Niedługo po tym, Marcus znów znalazł się na cmentarzu, wstrzykując nalokson mężczyźnie po czterdziestce, który zdążył zsinieć. Gdy doszedł do siebie, jego pierwsze słowa brzmiały: Kim ty, kurwa, jesteś? Spieprzyłeś mi lot. Pomimo że nie był w stanie się ruszyć, ostrzegł sanitariusza, który właśnie się pojawił, że każda próba zabrania go do szpitala skończy się starciem.
Jego przyjaciel poszedł wcześniej w pobliskie krzaki, aby sobie strzelić i również odszedł w stronę zachodzącego słońca. Smutne jest to, że uratowałem mu życie na ledwie kilkadziesiąt godzin. Dwa dni później zmarł po przedawkowaniu we własnej sypialni, gdzie nie było nikogo, kto mógłby go uratować. "
Niektórzy ludzie są źli na ratowników nie z powodu zmarnowanej działki, ale dlatego, że ich zamiarem było popełnienie samobójstwa. Jim Thompson z Glasgow opowiada o bezdomnej kobiecie, którą uratował po przedawkowaniu, a która dwa miesiące później przeprosiła go za to, że bezpośrednio po zdarzeniu na niego naskoczyła.
Chciała umrzeć, bo jej życie nie było dobre; została odseparowana od swoich dzieci Była bardzo smutna, ale przeprosiłam mnie za to, że zachowała się "bezczelnie" po tym, jak uratowałem jej życie. Nie widziałem jej od tego czasu, choć słyszałem, że była aresztowana i zwolniona.

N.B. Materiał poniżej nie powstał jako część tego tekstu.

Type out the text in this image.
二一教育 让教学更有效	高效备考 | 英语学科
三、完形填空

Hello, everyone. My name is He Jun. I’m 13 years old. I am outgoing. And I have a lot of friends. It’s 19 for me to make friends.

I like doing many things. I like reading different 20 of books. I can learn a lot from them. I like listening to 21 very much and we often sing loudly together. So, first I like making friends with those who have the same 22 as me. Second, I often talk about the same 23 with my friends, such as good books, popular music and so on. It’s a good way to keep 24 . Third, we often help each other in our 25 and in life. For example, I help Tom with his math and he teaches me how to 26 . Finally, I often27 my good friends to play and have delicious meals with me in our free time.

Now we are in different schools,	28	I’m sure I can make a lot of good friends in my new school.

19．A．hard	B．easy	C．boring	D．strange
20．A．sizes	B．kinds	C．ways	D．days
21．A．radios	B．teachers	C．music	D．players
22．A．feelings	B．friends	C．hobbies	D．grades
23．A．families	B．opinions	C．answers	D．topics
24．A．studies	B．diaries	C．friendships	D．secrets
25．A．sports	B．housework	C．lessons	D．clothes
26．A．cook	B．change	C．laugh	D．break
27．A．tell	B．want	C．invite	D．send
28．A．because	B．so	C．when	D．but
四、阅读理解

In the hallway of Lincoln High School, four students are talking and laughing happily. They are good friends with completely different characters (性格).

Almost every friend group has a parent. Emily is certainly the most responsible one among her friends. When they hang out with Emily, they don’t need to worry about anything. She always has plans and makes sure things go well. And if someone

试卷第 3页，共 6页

Jako że liczba zgonów związanych z heroiną rośnie w Wielkiej Brytanii do rekordowego poziomu, oczywista jest potrzeba szybkiej popularyzacji naloksonu i – w stylu szkockim – przekazywania go w ręce ludzi, którzy pracują i mieszkają z heroinistami.
Kirsten Horsburgh, krajowa koordynatorka ds. naloksonu pracująca dla Scottish Drugs Forum powiedziała mi:
Większość przedawkowania dotyczy opioidów, a na miejscu są świadkowie. Stwarza to doskonałą okazję do interwencji i kupienia cennego czasu, nim na miejsce dotrze karetka. Nie ma wątpliwości, że nalokson ratuje życia i we właściwych rękach może zapobiec setkom przypadkowych zgonów.